Two days ago, Mrs O, an elderly acquaintance, a woman I have known for many years, came by my house to tell me she would soon be retiring to the village with her aging husband. “I dey go home finally this august” she said. I could hear the barely contained excitement in her voice as she said this, then she went on to tell me about how they no longer had a house in the village to retire to, and how her church was building a home for herself and her husband. I could hear the uncertainty in her voice as she told me this. She had come to see me to ask what I would be contributing towards her ‘send-off’.
This is a woman I have grown quite fond. She is one of those people who have over the years, become semi-permanent fixtures in my life. She could always be seen at her roadside shed selling whatever fruit is in season or roasting boli(roasted plantain) or corn. Always ready with a warm greeting and a smile. A hardworking woman, barely scrapping a living, but always positive, always hustling. I have seen her sell everything from tomatoes, to herbs for curing malaria.
I couldn’t help but wonder if the long sojourn was worth it. Why leave the village in the first place? Why leave the relative safety and peace of mind for the hustle and bustle of Lagos ? Roasting plantains and corn by the roadside, under the hot sun and barely making enough to send her children to public school. Why do people leave this country and then spend 20 years in other countries, only to come back with nothing to show for it?

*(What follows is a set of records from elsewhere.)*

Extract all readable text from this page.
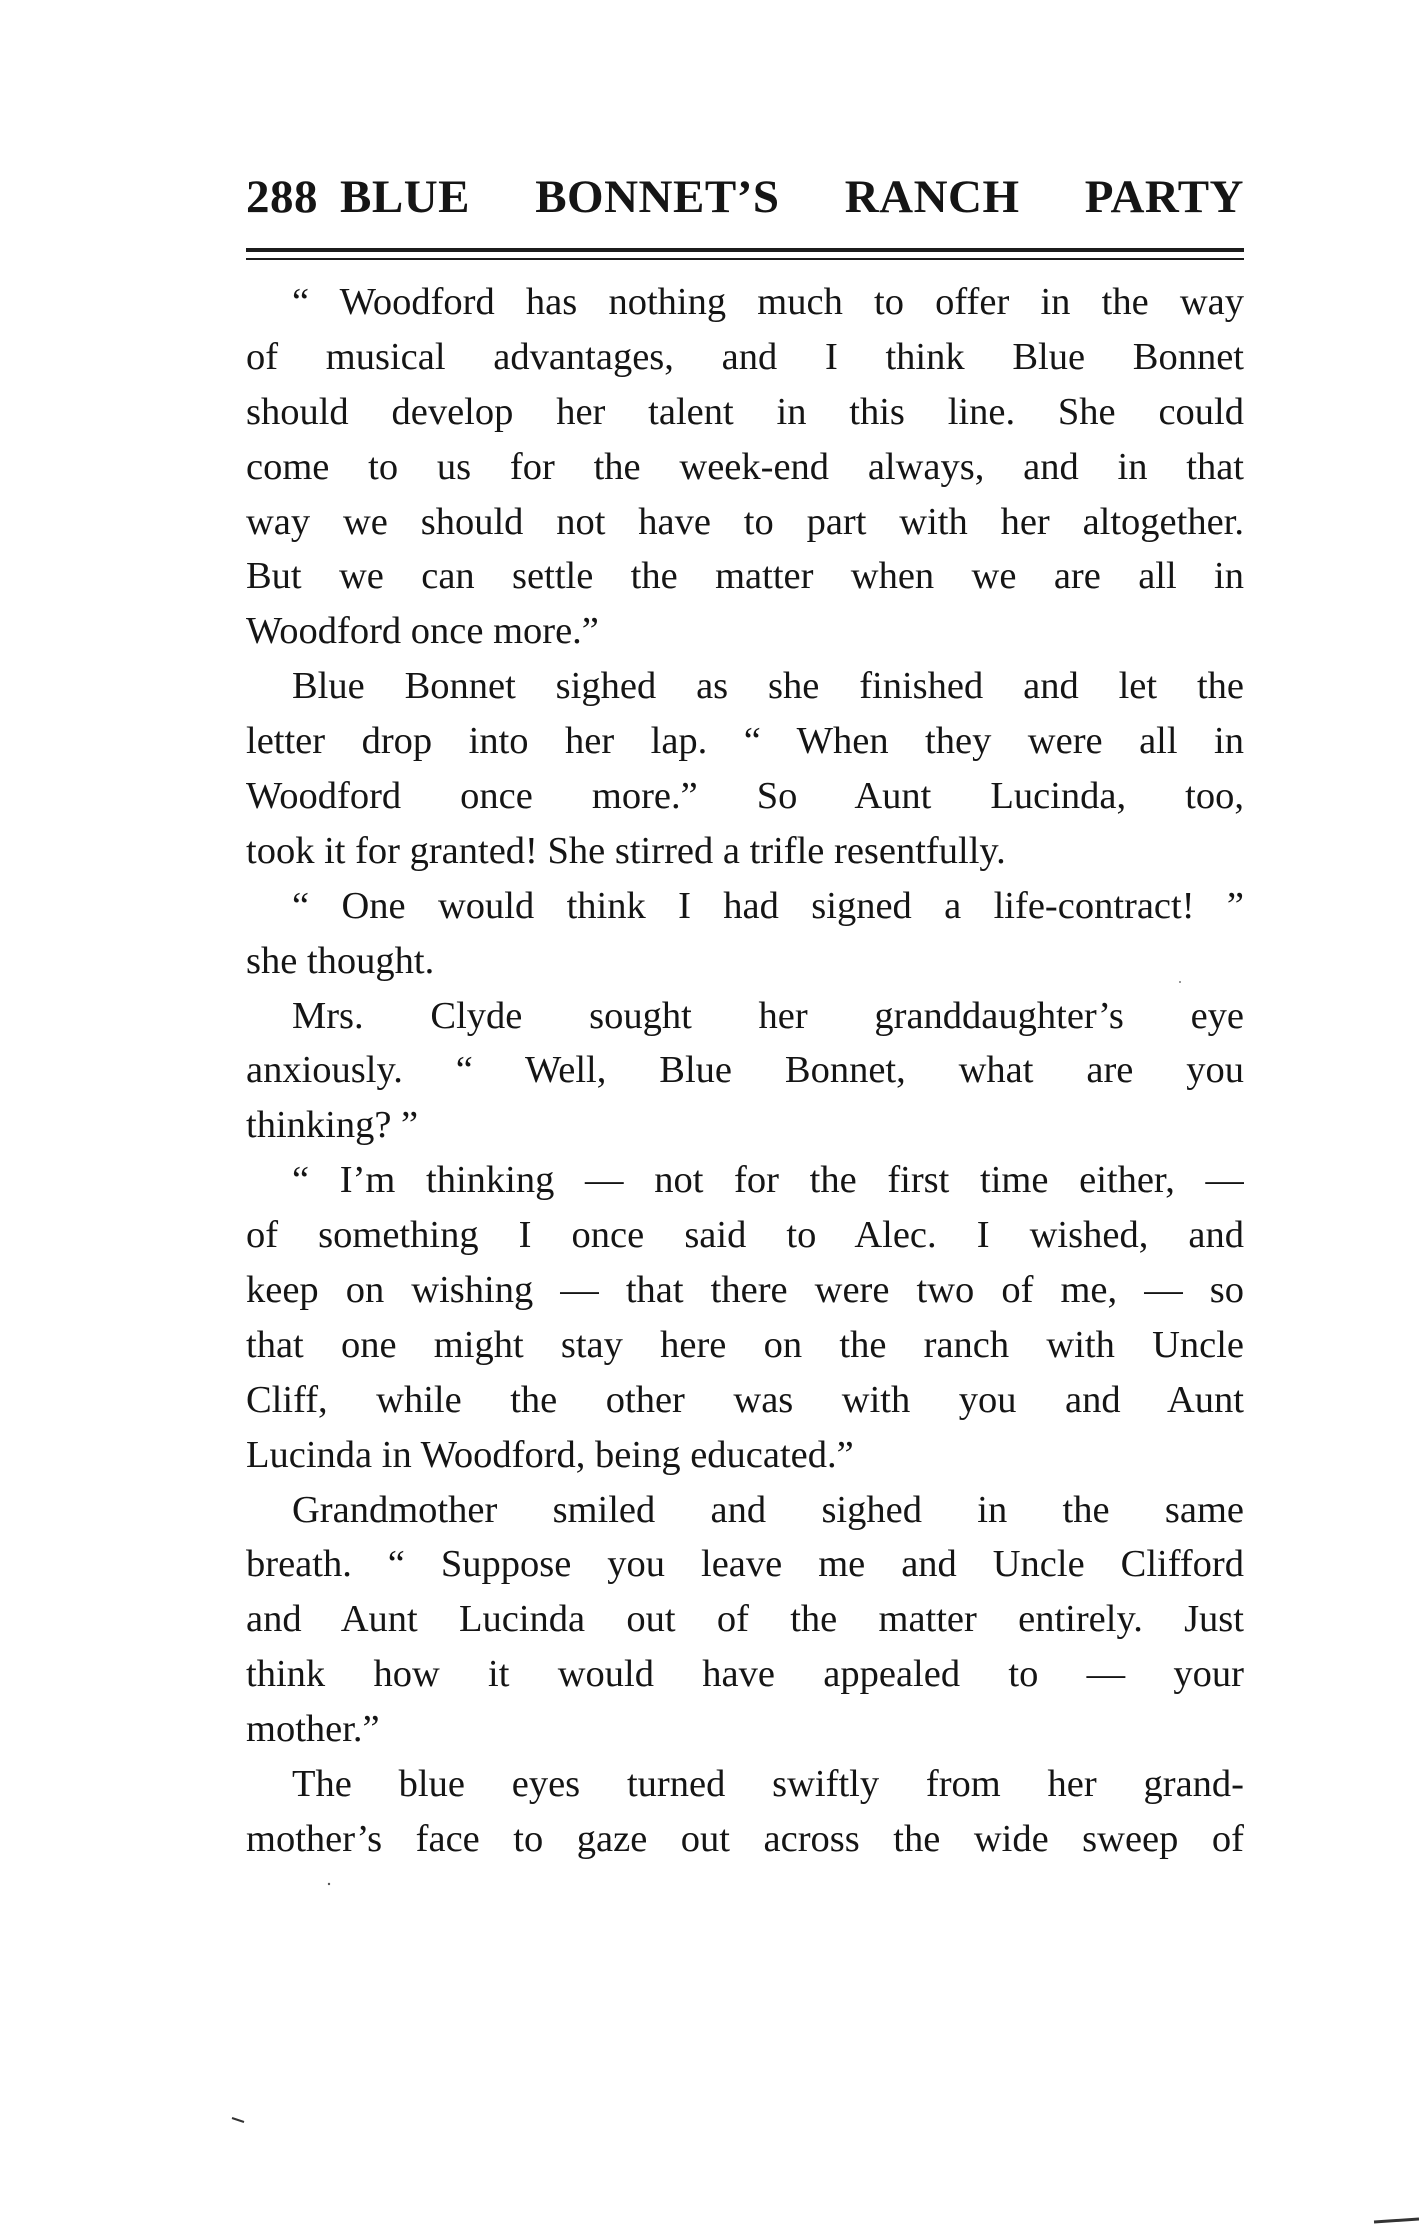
288 BLUE BONNET’S RANCH PARTY
“ Woodford has nothing much to offer in the way
of musical advantages, and I think Blue Bonnet
should develop her talent in this line. She could
come to us for the week-end always, and in that
way we should not have to part with her altogether.
But we can settle the matter when we are all in
Woodford once more.”
Blue Bonnet sighed as she finished and let the
letter drop into her lap. “ When they were all in
Woodford once more.” So Aunt Lucinda, too,
took it for granted! She stirred a trifle resentfully.
“ One would think I had signed a life-contract! ”
she thought.
Mrs. Clyde sought her granddaughter’s eye
anxiously. “ Well, Blue Bonnet, what are you
thinking? ”
“ I’m thinking — not for the first time either, —
of something I once said to Alec. I wished, and
keep on wishing — that there were two of me, — so
that one might stay here on the ranch with Uncle
Cliff, while the other was with you and Aunt
Lucinda in Woodford, being educated.”
Grandmother smiled and sighed in the same
breath. “ Suppose you leave me and Uncle Clifford
and Aunt Lucinda out of the matter entirely. Just
think how it would have appealed to — your
mother.”
The blue eyes turned swiftly from her grand-
mother’s face to gaze out across the wide sweep of
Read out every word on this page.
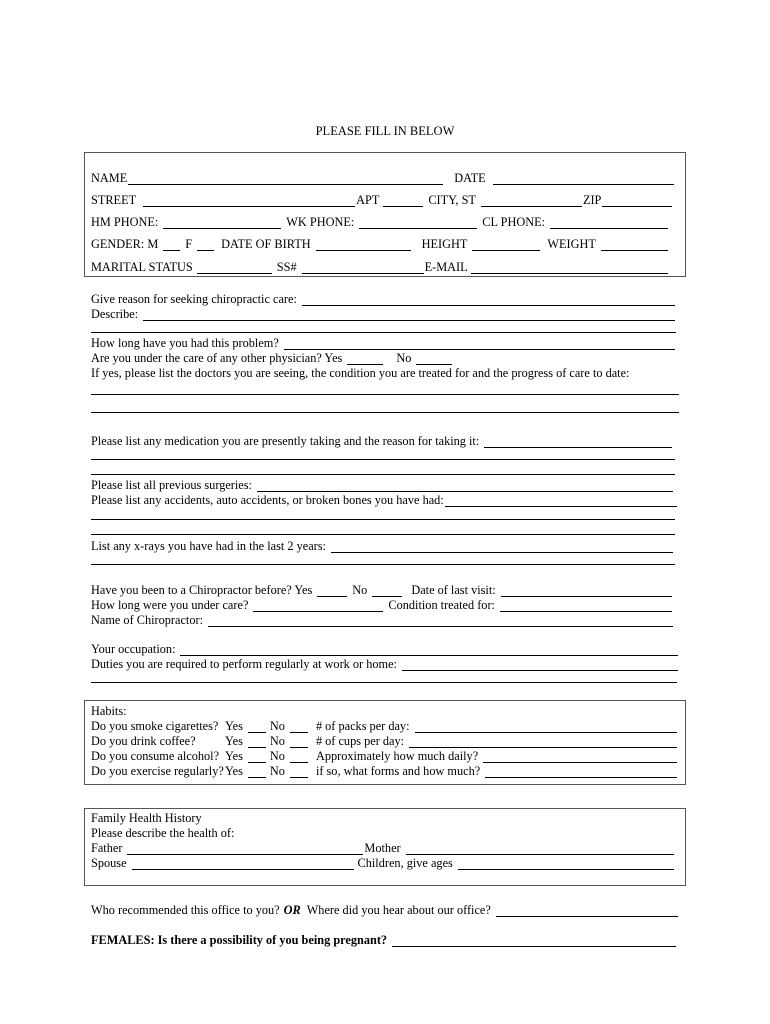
PLEASE FILL IN BELOW
NAME	DATE
STREET	APT	CITY, ST	ZIP
HM PHONE:	WK PHONE:	CL PHONE:
GENDER: M F DATE OF BIRTH	HEIGHT	WEIGHT
MARITAL STATUS	SS#	E-MAIL
Give reason for seeking chiropractic care:
Describe:
How long have you had this problem?
Are you under the care of any other physician? Yes	No
If yes, please list the doctors you are seeing, the condition you are treated for and the progress of care to date:
Please list any medication you are presently taking and the reason for taking it:
Please list all previous surgeries:
Please list any accidents, auto accidents, or broken bones you have had:
List any x-rays you have had in the last 2 years:
Have you been to a Chiropractor before? Yes	No	Date of last visit:
How long were you under care?	Condition treated for:
Name of Chiropractor:
Your occupation:
Duties you are required to perform regularly at work or home:
Habits:
Do you smoke cigarettes? Yes No	# of packs per day:
Do you drink coffee?	Yes No	# of cups per day:
Do you consume alcohol? Yes No	Approximately how much daily?
Do you exercise regularly? Yes No	if so, what forms and how much?
Family Health History
Please describe the health of:
Father	Mother
Spouse	Children, give ages
Who recommended this office to you? OR Where did you hear about our office?
FEMALES: Is there a possibility of you being pregnant?
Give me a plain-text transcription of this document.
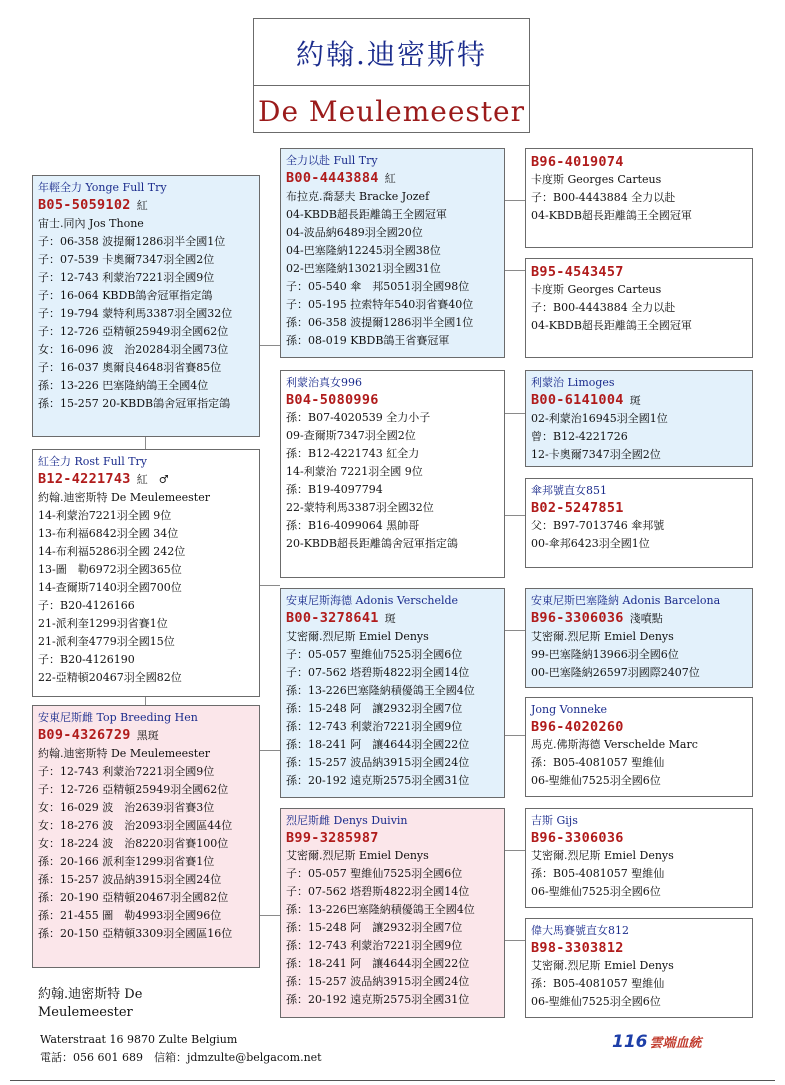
約翰.迪密斯特
De Meulemeester
年輕全力 Yonge Full Try
B05-5059102 紅
宙士.同內 Jos Thone
子：06-358 波提爾1286羽半全國1位
子：07-539 卡奧爾7347羽全國2位
子：12-743 利蒙治7221羽全國9位
子：16-064 KBDB鴿舍冠軍指定鴿
子：19-794 蒙特利馬3387羽全國32位
子：12-726 亞精頓25949羽全國62位
女：16-096 波　治20284羽全國73位
子：16-037 奧爾良4648羽省賽85位
孫：13-226 巴塞隆納鴿王全國4位
孫：15-257 20-KBDB鴿舍冠軍指定鴿
紅全力 Rost Full Try
B12-4221743 紅　♂
約翰.迪密斯特 De Meulemeester
14-利蒙治7221羽全國 9位
13-布利福6842羽全國 34位
14-布利福5286羽全國 242位
13-圖　勒6972羽全國365位
14-查爾斯7140羽全國700位
子：B20-4126166
21-派利奎1299羽省賽1位
21-派利奎4779羽全國15位
子：B20-4126190
22-亞精頓20467羽全國82位
安東尼斯雌 Top Breeding Hen
B09-4326729 黑斑
約翰.迪密斯特 De Meulemeester
子：12-743 利蒙治7221羽全國9位
子：12-726 亞精頓25949羽全國62位
女：16-029 波　治2639羽省賽3位
女：18-276 波　治2093羽全國區44位
女：18-224 波　治8220羽省賽100位
孫：20-166 派利奎1299羽省賽1位
孫：15-257 波品納3915羽全國24位
孫：20-190 亞精頓20467羽全國82位
孫：21-455 圖　勒4993羽全國96位
孫：20-150 亞精頓3309羽全國區16位
全力以赴 Full Try
B00-4443884 紅
布拉克.喬瑟夫 Bracke Jozef
04-KBDB超長距離鴿王全國冠軍
04-波品納6489羽全國20位
04-巴塞隆納12245羽全國38位
02-巴塞隆納13021羽全國31位
子：05-540 傘　邦5051羽全國98位
子：05-195 拉索特年540羽省賽40位
孫：06-358 波提爾1286羽半全國1位
孫：08-019 KBDB鴿王省賽冠軍
利蒙治真女996
B04-5080996
孫：B07-4020539 全力小子
09-查爾斯7347羽全國2位
孫：B12-4221743 紅全力
14-利蒙治 7221羽全國 9位
孫：B19-4097794
22-蒙特利馬3387羽全國32位
孫：B16-4099064 黑帥哥
20-KBDB超長距離鴿舍冠軍指定鴿
安東尼斯海德 Adonis Verschelde
B00-3278641 斑
艾密爾.烈尼斯 Emiel Denys
子：05-057 聖維仙7525羽全國6位
子：07-562 塔碧斯4822羽全國14位
孫：13-226巴塞隆納積優鴿王全國4位
孫：15-248 阿　讓2932羽全國7位
孫：12-743 利蒙治7221羽全國9位
孫：18-241 阿　讓4644羽全國22位
孫：15-257 波品納3915羽全國24位
孫：20-192 遠克斯2575羽全國31位
烈尼斯雌 Denys Duivin
B99-3285987
艾密爾.烈尼斯 Emiel Denys
子：05-057 聖維仙7525羽全國6位
子：07-562 塔碧斯4822羽全國14位
孫：13-226巴塞隆納積優鴿王全國4位
孫：15-248 阿　讓2932羽全國7位
孫：12-743 利蒙治7221羽全國9位
孫：18-241 阿　讓4644羽全國22位
孫：15-257 波品納3915羽全國24位
孫：20-192 遠克斯2575羽全國31位
B96-4019074
卡度斯 Georges Carteus
子：B00-4443884 全力以赴
04-KBDB超長距離鴿王全國冠軍
B95-4543457
卡度斯 Georges Carteus
子：B00-4443884 全力以赴
04-KBDB超長距離鴿王全國冠軍
利蒙治 Limoges
B00-6141004 斑
02-利蒙治16945羽全國1位
曾：B12-4221726
12-卡奧爾7347羽全國2位
傘邦號直女851
B02-5247851
父：B97-7013746 傘邦號
00-傘邦6423羽全國1位
安東尼斯巴塞隆納 Adonis Barcelona
B96-3306036 淺噴點
艾密爾.烈尼斯 Emiel Denys
99-巴塞隆納13966羽全國6位
00-巴塞隆納26597羽國際2407位
Jong Vonneke
B96-4020260
馬克.佛斯海德 Verschelde Marc
孫：B05-4081057 聖維仙
06-聖維仙7525羽全國6位
吉斯 Gijs
B96-3306036
艾密爾.烈尼斯 Emiel Denys
孫：B05-4081057 聖維仙
06-聖維仙7525羽全國6位
偉大馬賽號直女812
B98-3303812
艾密爾.烈尼斯 Emiel Denys
孫：B05-4081057 聖維仙
06-聖維仙7525羽全國6位
約翰.迪密斯特 De Meulemeester
Waterstraat 16 9870 Zulte Belgium
電話：056 601 689　信箱：jdmzulte@belgacom.net
116 雲端血統
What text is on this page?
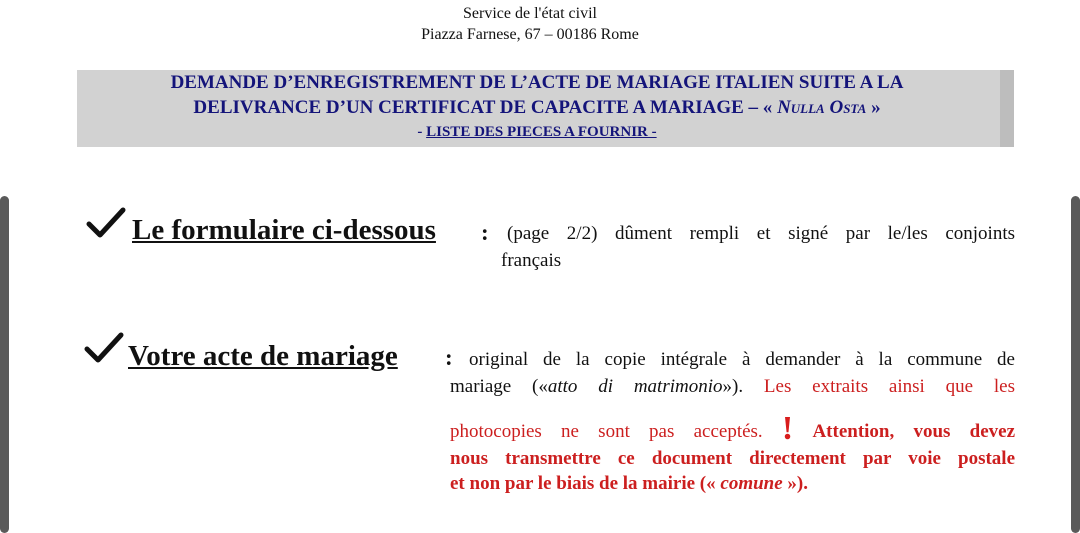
Service de l'état civil
Piazza Farnese, 67 – 00186 Rome
DEMANDE D’ENREGISTREMENT DE L’ACTE DE MARIAGE ITALIEN SUITE A LA
DELIVRANCE D’UN CERTIFICAT DE CAPACITE A MARIAGE – « Nulla Osta »
- LISTE DES PIECES A FOURNIR -
Le formulaire ci-dessous : (page 2/2) dûment rempli et signé par le/les conjoints
français
Votre acte de mariage : original de la copie intégrale à demander à la commune de
mariage («atto di matrimonio»). Les extraits ainsi que les
photocopies ne sont pas acceptés. ! Attention, vous devez
nous transmettre ce document directement par voie postale
et non par le biais de la mairie (« comune »).
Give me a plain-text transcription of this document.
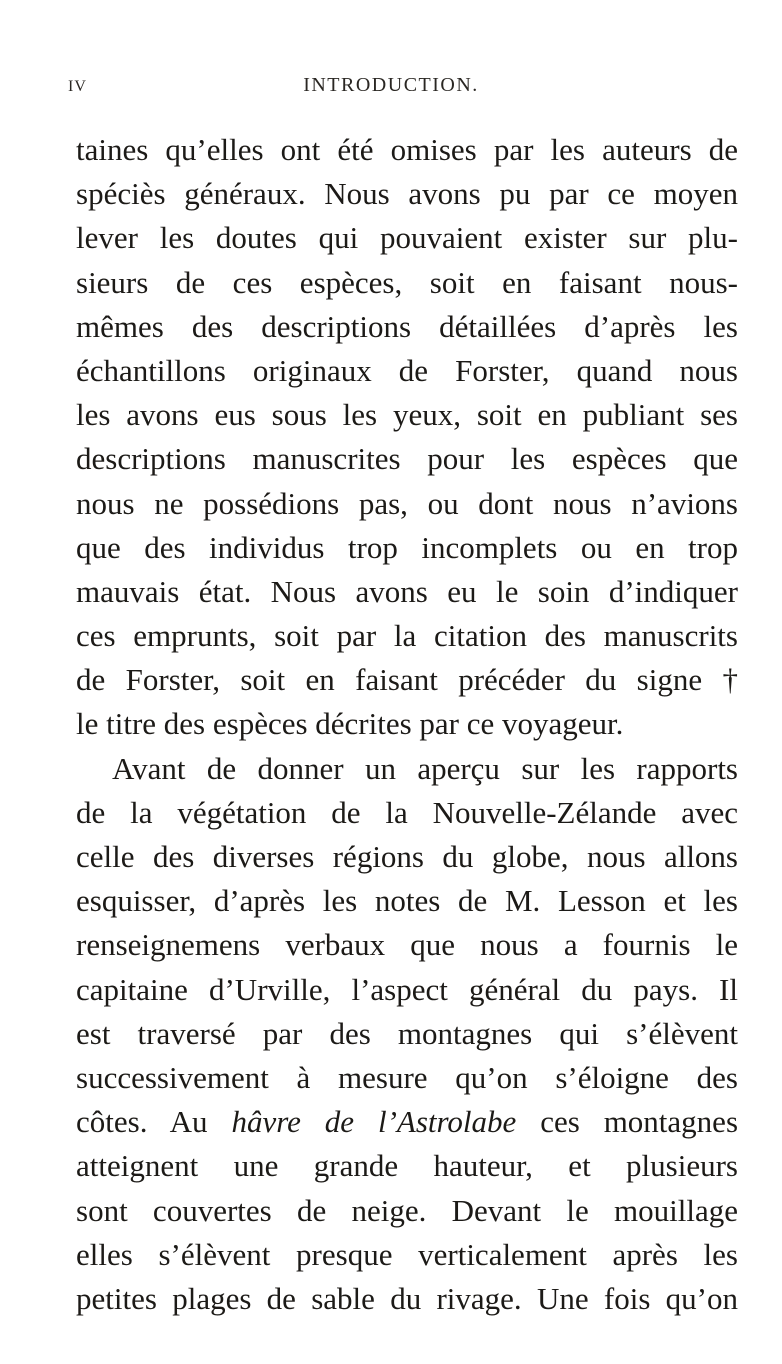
IV	INTRODUCTION.
taines qu’elles ont été omises par les auteurs de
spéciès généraux. Nous avons pu par ce moyen
lever les doutes qui pouvaient exister sur plu-
sieurs de ces espèces, soit en faisant nous-
mêmes des descriptions détaillées d’après les
échantillons originaux de Forster, quand nous
les avons eus sous les yeux, soit en publiant ses
descriptions manuscrites pour les espèces que
nous ne possédions pas, ou dont nous n’avions
que des individus trop incomplets ou en trop
mauvais état. Nous avons eu le soin d’indiquer
ces emprunts, soit par la citation des manuscrits
de Forster, soit en faisant précéder du signe †
le titre des espèces décrites par ce voyageur.
Avant de donner un aperçu sur les rapports
de la végétation de la Nouvelle-Zélande avec
celle des diverses régions du globe, nous allons
esquisser, d’après les notes de M. Lesson et les
renseignemens verbaux que nous a fournis le
capitaine d’Urville, l’aspect général du pays. Il
est traversé par des montagnes qui s’élèvent
successivement à mesure qu’on s’éloigne des
côtes. Au hâvre de l’Astrolabe ces montagnes
atteignent une grande hauteur, et plusieurs
sont couvertes de neige. Devant le mouillage
elles s’élèvent presque verticalement après les
petites plages de sable du rivage. Une fois qu’on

The never-ending search for greener pastures, better opportunities for the children, the Golden Fleece, call it what you will. Human beings have always migrated in search of better opportunities. For previous generations, it was mostly rural to urban migration; moving to the big city. Nowadays its more international. Out of over a thousand Nigerian contacts I have on Facebook, three quarters of them stay abroad, and most of those who don’t are planning to migrate. However, there’s yet another wave of recent migrations, those who have given up the search for the golden fleece in ‘obodo oyibo’ and are returning, anxious to find it back home.
I understand why, Mrs O and her husband are returning to the village in their old age, now that the children are all grown up, they would like to live out their last days in peace, to die and be buried in the only place they can call home.
I will miss her warm smile and cheerful countenance though.
They say the grass is greener on the other side, I say, let’s make it green on our side.